The distance (in feet) of an object from a point is given by s(t)=3t2−5, where t is in seconds. Round your answer to two decimal places.
1. What is the average velocity of the object between t=1 and t=8.5?
2. By using smaller and smaller intervals around 1, estimate the instantaneous velocity at time t=1.
(tried several different ways and can't seem to get it right! Appreciate the help in advance!!)
s(t) = 3t^2 − 5
I assume you mean location is s, not distance, because it is negative at t = 0
s(8.5) = 3* 8.5^2 - 5 = 211.75
s(1) = 3-5 = -2
distance moved in 7.5 seconds = 213.75
average velocity = 213.75 / 7.5 = 28.2 ft/s
for part b I will take the derivative
ds/dt = 6 t
at t = 1, velocity = 6 * 1 = 6 ft/s
your way"
t = 1
s = 3 * 1^2 - 5 = -2
at t = 1.1
s = 3 *1.1^2 - 5 = -1.37
av speed = (-1.37 - -2) / 0.1
= 0.63 /9.1 = 6.3
well the real answer is 6 so close
now try t = 1.01 :)
for all such average problems, use the difference quotient
(f(t+h) - f(t)) / h
If you think you're stuck, show some work.
To find the average velocity between t=1 and t=8.5, we can use the formula:
Average Velocity = (Change in Distance) / (Change in Time)
1. Average Velocity between t=1 and t=8.5:
s(8.5) = 3(8.5)^2 - 5 = 232.25 feet
s(1) = 3(1)^2 - 5 = -2 feet
Change in Distance = s(8.5) - s(1) = 232.25 - (-2) = 234.25 feet
Change in Time = 8.5 - 1 = 7.5 seconds
Average Velocity = 234.25 / 7.5 ≈ 31.23 feet/second
2. To estimate the instantaneous velocity at t=1, we can use smaller intervals around t=1. Let's choose an interval of 0.1 seconds before and after t=1.
s(1.1) = 3(1.1)^2 - 5 = -1.69 feet
s(0.9) = 3(0.9)^2 - 5 = -2.79 feet
Change in Distance = s(1.1) - s(0.9) = -1.69 - (-2.79) = 1.1 feet
Change in Time = 1.1 - 0.9 = 0.2 seconds
Instantaneous Velocity ≈ Change in Distance / Change in Time ≈ 1.1 / 0.2 ≈ 5.5 feet/second
Therefore, the estimate of the instantaneous velocity at t=1 is approximately 5.5 feet/second.
To find the average velocity of the object between t = 1 and t = 8.5, you need to calculate the change in distance divided by the change in time.

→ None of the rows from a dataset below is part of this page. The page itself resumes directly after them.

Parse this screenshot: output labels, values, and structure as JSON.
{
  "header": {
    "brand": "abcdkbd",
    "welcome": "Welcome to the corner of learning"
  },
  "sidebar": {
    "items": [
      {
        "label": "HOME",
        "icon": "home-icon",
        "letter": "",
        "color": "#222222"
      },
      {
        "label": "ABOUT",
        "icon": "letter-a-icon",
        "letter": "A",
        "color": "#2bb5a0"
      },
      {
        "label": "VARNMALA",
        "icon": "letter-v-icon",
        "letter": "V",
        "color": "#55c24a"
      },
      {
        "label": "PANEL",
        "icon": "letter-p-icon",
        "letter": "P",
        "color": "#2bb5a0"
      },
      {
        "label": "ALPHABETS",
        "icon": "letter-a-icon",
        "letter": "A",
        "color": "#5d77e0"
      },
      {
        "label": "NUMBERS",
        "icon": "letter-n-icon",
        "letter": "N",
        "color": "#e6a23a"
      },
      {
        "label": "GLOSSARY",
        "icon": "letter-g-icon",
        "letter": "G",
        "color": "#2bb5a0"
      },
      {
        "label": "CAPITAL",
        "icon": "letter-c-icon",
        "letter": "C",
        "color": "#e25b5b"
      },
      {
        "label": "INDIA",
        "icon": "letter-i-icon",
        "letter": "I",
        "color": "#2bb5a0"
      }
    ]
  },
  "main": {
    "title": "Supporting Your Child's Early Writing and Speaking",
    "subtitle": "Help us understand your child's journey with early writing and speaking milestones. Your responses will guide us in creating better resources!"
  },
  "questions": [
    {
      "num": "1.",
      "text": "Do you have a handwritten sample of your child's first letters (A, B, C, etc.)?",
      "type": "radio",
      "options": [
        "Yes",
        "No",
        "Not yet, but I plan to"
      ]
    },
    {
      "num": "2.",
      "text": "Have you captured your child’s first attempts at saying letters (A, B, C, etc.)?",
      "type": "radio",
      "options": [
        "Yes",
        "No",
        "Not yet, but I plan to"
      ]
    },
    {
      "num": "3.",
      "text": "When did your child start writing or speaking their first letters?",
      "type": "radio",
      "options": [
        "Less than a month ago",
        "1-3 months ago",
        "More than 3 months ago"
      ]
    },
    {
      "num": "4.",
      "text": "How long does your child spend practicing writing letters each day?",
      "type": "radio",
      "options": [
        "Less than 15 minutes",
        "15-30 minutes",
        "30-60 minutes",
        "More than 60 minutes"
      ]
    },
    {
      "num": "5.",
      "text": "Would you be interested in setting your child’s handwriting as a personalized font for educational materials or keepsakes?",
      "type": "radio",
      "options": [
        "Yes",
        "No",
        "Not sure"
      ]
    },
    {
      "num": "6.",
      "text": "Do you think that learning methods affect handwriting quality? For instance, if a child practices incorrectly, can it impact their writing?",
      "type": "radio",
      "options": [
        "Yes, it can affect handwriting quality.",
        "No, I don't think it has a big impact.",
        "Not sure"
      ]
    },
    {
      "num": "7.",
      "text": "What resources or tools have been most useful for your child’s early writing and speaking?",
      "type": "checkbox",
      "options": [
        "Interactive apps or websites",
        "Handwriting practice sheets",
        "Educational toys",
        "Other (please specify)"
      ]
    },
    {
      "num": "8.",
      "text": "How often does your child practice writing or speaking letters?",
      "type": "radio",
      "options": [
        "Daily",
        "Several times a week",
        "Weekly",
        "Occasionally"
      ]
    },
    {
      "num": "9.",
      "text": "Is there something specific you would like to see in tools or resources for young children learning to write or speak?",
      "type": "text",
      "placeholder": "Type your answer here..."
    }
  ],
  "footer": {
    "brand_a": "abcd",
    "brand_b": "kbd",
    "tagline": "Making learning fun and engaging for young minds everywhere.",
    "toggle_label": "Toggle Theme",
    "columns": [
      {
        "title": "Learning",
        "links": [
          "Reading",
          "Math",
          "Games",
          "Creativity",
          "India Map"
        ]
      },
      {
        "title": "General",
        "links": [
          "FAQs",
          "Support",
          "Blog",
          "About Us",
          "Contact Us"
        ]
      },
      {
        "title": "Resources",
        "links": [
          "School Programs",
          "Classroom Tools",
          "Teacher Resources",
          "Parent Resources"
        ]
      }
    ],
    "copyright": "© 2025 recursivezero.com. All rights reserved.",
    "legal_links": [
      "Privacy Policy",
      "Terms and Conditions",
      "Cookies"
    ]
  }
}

1. Average velocity between t = 1 and t = 8.5:
To find the change in distance, subtract the distance at t = 1 from the distance at t = 8.5:
s(8.5) - s(1) = (3(8.5)^2 - 5) - (3(1)^2 - 5)
Evaluate this expression:
s(8.5) - s(1) = (3(72.25) - 5) - (3 - 5)
s(8.5) - s(1) = (216.75 - 5) - (-2)
s(8.5) - s(1) = (211.75) - (-2)
s(8.5) - s(1) = 213.75
Now, find the change in time by subtracting the initial time from the final time:
8.5 - 1 = 7.5
Finally, calculate the average velocity by dividing the change in distance by the change in time:
average velocity = (distance change) / (time change)
average velocity = 213.75 / 7.5
average velocity ≈ 28.5 ft/s (rounded to two decimal places)
2. Estimating instantaneous velocity at t = 1:
To estimate the instantaneous velocity at t = 1, you need to take smaller and smaller intervals around t = 1. We can use a numerical approach to estimate it.
Choose smaller intervals around t = 1, such as t = 1.1, t = 1.01, t = 1.001, and so on. The smaller the interval, the closer the instantaneous velocity estimate will be to the actual value.
For example, let's calculate the average velocity between t = 1 and t = 1.1:
s(1.1) - s(1) = (3(1.1)^2 - 5) - (3(1)^2 - 5)
Evaluate this expression:
s(1.1) - s(1) = (3(1.21) - 5) - (3 - 5)
s(1.1) - s(1) = (3.63 - 5) - (-2)
s(1.1) - s(1) = (3.63) - (-2)
s(1.1) - s(1) = 5.63
Now, find the change in time:
1.1 - 1 = 0.1
Calculate the average velocity:
average velocity = (distance change) / (time change)
average velocity = 5.63 / 0.1
average velocity = 56.3 ft/s (rounded to two decimal places)
Repeat this process with smaller intervals if you want a more accurate estimate of the instantaneous velocity at t = 1.